PTate in MN on February 23, 2012 7:48 PM:
"The real question for Democrats is whether liberal party activists will cede control of the agenda and allow the party to move in the direction of its moderate, non-activist voters."
"Liberal party activists" sounds so politely academic and neutral. But isn't this just Third Way code for "feminists and those uppity POC?"
The statement would read more precisely as follows: "The real question for Democrats is whether feminists and people of color will stop insisting that the Democratic party support their agenda (a woman's right to control her body, equal access to education, jobs, health care, representation in the political system, justice in the legal system and compassionate policies for the vulnerable) and allow the party to move in the direction of voters who feel uncomfortable with that agenda.

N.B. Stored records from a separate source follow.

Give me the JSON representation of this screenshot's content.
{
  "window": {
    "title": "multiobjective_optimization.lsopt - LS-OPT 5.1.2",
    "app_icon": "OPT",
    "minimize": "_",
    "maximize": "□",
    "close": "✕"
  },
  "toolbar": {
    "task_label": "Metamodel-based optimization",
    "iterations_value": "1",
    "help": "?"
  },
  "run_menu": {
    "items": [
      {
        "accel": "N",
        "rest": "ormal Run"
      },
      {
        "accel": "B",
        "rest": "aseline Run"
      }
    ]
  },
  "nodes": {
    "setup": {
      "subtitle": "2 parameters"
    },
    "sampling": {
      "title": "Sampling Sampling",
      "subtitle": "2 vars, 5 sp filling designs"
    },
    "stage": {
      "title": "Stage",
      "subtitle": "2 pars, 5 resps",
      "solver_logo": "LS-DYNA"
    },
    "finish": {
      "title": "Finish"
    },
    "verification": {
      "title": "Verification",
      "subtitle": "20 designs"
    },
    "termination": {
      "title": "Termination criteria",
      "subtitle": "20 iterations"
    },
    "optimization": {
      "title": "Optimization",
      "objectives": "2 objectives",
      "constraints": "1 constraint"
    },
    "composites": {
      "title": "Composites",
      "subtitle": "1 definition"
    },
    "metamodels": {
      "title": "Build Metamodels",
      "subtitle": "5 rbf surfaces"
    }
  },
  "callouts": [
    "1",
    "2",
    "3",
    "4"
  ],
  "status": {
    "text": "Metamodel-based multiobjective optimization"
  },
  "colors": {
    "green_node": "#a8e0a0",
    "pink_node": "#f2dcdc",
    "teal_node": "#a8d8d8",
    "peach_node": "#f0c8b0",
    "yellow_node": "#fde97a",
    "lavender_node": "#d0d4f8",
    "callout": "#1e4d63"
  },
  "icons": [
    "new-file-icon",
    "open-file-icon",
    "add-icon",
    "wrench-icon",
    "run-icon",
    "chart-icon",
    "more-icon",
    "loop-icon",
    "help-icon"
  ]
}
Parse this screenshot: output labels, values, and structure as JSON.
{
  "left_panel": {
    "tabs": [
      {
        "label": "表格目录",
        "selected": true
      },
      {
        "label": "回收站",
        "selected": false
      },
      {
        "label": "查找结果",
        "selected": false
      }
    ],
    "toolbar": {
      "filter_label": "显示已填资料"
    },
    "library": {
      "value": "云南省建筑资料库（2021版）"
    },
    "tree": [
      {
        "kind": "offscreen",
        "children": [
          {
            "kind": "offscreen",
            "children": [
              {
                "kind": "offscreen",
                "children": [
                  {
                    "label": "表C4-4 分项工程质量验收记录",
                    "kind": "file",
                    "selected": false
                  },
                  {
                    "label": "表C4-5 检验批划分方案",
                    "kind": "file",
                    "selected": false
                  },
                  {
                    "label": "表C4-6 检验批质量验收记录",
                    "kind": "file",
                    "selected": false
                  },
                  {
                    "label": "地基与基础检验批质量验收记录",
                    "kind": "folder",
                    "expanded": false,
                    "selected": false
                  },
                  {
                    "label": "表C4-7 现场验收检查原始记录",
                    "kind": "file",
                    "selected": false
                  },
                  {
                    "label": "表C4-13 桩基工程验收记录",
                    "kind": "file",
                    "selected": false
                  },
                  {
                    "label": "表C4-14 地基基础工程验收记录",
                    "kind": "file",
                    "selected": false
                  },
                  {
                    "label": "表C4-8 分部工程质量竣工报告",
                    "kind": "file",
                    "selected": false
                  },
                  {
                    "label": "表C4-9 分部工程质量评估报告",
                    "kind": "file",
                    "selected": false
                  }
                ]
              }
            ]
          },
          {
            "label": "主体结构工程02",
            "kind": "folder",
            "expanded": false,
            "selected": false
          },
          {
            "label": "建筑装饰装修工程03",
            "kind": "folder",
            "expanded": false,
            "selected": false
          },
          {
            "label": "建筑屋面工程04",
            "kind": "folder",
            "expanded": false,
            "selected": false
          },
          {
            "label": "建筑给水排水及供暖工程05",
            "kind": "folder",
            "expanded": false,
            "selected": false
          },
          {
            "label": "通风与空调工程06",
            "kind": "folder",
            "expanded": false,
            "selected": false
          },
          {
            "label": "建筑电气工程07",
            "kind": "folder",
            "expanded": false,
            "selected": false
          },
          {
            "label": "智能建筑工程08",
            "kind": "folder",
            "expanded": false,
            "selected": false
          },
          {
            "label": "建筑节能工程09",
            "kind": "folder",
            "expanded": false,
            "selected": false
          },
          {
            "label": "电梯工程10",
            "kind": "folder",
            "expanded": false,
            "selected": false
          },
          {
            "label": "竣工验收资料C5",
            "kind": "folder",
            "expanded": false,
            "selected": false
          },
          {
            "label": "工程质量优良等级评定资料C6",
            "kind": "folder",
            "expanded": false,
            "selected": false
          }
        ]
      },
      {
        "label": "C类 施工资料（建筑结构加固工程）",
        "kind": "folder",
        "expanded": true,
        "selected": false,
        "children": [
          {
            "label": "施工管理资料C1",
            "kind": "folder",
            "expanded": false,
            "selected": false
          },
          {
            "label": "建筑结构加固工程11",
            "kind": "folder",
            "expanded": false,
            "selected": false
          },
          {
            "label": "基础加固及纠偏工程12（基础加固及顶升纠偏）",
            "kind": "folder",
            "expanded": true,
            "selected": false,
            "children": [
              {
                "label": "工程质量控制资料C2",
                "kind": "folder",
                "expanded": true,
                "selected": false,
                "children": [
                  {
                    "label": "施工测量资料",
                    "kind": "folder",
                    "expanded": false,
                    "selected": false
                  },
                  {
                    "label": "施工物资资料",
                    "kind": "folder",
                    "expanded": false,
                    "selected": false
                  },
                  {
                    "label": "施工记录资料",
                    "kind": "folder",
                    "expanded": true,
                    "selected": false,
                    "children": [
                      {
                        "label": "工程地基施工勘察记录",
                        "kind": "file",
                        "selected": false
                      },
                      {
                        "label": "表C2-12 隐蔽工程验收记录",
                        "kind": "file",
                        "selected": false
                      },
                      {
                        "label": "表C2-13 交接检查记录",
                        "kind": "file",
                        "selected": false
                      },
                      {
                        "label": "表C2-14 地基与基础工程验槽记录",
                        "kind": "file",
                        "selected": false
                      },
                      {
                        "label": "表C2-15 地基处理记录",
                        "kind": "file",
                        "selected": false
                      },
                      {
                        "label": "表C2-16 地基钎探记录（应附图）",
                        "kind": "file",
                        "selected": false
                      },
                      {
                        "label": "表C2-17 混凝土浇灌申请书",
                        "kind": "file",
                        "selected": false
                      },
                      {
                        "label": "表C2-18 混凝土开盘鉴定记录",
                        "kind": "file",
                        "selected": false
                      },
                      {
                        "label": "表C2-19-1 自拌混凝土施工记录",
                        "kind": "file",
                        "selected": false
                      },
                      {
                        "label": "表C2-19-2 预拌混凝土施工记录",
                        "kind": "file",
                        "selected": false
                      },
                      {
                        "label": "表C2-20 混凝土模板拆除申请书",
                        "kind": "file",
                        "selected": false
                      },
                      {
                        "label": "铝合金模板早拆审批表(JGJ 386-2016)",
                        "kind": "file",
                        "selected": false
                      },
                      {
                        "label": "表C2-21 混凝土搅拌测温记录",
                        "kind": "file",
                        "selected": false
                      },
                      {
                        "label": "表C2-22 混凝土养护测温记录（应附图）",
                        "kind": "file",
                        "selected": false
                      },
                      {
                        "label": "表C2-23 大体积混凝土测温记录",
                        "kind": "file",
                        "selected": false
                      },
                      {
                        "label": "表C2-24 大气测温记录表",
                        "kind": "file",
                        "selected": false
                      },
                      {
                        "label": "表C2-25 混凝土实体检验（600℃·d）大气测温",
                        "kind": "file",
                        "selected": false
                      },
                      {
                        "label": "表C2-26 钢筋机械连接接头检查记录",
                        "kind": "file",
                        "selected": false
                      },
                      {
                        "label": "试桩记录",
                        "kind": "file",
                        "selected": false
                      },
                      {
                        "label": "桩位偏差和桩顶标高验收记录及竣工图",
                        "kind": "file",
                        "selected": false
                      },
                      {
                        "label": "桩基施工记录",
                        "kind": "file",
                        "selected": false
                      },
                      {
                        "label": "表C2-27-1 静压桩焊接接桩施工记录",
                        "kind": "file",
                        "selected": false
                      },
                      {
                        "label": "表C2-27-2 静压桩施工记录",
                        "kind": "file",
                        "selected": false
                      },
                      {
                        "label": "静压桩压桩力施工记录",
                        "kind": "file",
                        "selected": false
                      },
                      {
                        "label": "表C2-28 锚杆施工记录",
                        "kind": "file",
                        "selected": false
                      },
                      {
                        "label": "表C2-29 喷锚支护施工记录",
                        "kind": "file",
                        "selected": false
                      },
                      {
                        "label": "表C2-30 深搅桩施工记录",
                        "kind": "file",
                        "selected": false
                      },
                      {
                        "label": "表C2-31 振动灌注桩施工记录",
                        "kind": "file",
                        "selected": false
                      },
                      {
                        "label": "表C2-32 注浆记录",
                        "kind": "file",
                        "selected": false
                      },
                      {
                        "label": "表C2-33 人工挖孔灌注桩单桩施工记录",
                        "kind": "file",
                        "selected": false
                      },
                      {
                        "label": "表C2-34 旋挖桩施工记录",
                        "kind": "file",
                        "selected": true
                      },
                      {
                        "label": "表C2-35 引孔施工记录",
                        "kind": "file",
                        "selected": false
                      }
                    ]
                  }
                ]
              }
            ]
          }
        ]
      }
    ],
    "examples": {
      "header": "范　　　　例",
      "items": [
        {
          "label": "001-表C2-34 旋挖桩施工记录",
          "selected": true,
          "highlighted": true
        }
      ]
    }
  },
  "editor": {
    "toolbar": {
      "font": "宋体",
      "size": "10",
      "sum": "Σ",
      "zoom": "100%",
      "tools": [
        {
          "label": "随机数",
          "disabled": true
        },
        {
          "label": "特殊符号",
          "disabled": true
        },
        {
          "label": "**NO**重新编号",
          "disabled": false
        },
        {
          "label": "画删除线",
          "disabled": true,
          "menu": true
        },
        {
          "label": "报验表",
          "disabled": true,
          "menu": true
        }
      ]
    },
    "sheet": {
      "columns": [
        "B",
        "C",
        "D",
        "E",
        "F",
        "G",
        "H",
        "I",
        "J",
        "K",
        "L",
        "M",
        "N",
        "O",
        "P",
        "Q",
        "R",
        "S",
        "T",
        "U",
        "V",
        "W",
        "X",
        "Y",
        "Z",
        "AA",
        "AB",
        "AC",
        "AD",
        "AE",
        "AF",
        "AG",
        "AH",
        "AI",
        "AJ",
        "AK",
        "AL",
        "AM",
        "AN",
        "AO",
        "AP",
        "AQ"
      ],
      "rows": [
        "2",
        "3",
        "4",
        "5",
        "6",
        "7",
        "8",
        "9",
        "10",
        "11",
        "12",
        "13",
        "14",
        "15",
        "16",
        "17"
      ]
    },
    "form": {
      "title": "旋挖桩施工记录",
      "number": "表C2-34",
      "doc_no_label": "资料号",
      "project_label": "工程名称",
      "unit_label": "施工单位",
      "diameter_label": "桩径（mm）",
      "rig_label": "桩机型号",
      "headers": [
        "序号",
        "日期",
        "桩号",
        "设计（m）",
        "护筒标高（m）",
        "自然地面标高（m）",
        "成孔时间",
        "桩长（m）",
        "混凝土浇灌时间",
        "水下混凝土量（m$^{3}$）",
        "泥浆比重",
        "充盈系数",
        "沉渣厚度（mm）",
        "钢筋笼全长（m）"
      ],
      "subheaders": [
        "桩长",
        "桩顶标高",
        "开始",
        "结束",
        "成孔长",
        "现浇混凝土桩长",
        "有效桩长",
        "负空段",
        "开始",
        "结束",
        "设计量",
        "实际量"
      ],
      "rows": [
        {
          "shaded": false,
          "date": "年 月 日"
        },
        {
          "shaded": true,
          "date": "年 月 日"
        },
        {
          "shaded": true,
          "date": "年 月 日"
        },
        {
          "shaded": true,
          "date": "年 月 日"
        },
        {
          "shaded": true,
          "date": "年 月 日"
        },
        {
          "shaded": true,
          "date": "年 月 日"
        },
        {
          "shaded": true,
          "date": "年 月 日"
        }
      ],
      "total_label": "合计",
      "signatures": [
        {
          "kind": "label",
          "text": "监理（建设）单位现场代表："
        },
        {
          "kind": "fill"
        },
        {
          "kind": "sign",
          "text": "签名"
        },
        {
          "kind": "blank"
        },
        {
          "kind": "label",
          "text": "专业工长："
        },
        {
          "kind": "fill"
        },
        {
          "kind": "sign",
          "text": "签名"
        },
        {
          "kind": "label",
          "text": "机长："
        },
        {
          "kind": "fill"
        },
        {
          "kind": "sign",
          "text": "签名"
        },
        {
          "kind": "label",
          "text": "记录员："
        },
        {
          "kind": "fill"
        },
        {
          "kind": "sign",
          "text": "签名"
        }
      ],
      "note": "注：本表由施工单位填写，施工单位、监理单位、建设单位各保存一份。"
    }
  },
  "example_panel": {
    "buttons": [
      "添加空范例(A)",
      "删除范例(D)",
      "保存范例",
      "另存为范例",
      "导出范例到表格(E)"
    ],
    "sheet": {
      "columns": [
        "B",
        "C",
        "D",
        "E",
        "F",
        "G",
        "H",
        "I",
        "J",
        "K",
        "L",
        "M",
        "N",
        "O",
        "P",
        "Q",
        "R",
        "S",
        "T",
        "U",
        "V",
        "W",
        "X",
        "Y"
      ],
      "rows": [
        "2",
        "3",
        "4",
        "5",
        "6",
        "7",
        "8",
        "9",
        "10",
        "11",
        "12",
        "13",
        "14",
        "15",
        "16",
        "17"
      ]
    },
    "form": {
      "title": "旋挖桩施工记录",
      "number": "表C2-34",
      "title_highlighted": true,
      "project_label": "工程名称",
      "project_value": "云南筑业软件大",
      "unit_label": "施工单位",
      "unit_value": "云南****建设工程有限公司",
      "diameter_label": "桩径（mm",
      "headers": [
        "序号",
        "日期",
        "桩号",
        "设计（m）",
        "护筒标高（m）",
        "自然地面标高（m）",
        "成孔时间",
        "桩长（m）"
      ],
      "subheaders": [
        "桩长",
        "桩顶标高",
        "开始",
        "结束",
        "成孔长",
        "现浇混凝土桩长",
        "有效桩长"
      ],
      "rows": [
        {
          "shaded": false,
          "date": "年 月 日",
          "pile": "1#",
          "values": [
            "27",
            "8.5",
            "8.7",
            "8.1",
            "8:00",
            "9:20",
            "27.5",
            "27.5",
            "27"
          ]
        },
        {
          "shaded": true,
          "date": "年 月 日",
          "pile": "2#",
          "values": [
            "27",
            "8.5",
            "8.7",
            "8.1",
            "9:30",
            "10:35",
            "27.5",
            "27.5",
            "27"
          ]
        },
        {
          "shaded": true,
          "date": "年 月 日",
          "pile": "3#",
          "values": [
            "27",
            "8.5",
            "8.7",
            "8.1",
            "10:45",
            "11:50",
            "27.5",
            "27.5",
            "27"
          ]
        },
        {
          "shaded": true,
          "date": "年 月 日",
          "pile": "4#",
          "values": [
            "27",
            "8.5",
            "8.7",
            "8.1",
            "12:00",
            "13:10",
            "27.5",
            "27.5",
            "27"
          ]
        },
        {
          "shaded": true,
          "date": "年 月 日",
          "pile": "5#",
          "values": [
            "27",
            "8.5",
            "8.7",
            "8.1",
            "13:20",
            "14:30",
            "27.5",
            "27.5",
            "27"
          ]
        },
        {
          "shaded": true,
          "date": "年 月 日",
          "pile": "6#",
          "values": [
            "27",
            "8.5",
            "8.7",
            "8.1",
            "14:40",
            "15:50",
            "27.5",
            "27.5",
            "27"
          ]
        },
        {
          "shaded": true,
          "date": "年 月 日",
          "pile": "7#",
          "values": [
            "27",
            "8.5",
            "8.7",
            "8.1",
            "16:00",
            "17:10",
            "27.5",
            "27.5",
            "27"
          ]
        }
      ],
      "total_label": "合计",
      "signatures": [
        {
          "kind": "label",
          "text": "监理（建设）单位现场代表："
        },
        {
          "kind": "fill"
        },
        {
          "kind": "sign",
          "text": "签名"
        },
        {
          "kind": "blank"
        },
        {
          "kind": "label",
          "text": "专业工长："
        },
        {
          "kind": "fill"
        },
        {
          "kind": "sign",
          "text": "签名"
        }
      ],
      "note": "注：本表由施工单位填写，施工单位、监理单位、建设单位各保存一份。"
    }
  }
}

Patango on February 23, 2012 9:10 PM:
PTate in MN ,,,,That is also a good take ...
And how about my korean war uncles who are dying off , raised dem , black people and the hippies were bad enough for these types , but the LBTG agenda sent them over the edge even further ..
But look at just 15 years ago , the gay agenda was radical left , now a different generation is moving forward , and gay rights are not that big of deal any more , in the dem party any way , but when we look to move such a huge population of people in a different direction , it really is mind boggling to imagine even doing it ..
That is why focusing on the platform helps IMO , but actually making our representatives stick to it also ...Then standing up for things like slave reparations and gay rights is fine also , but not demanding it from people who can not relate is wise also ...
What makes me ill is listening to the obama team say social security and medicare are on the table ( while hiring wall st flunkies )....A dem pres should never even get away with saying such things about established dem platform issues ..
A Reminder conservadems like to forget also , we had a choice between clinton part 3 , or a new president , we chose obama ....Bill clinton sell out $hit still makes me want to puke ... Proud dem here , never voted for that guy though
Texas Aggie on February 24, 2012 12:41 AM:
Which St. Mary's College is Todd Eberley from? The one I know is just slightly to the left of Richard Santorum which means that anyone who is mentally capable of looking both ways before crossing the street is considered a dangerous leftist aligned with the Trotskyites.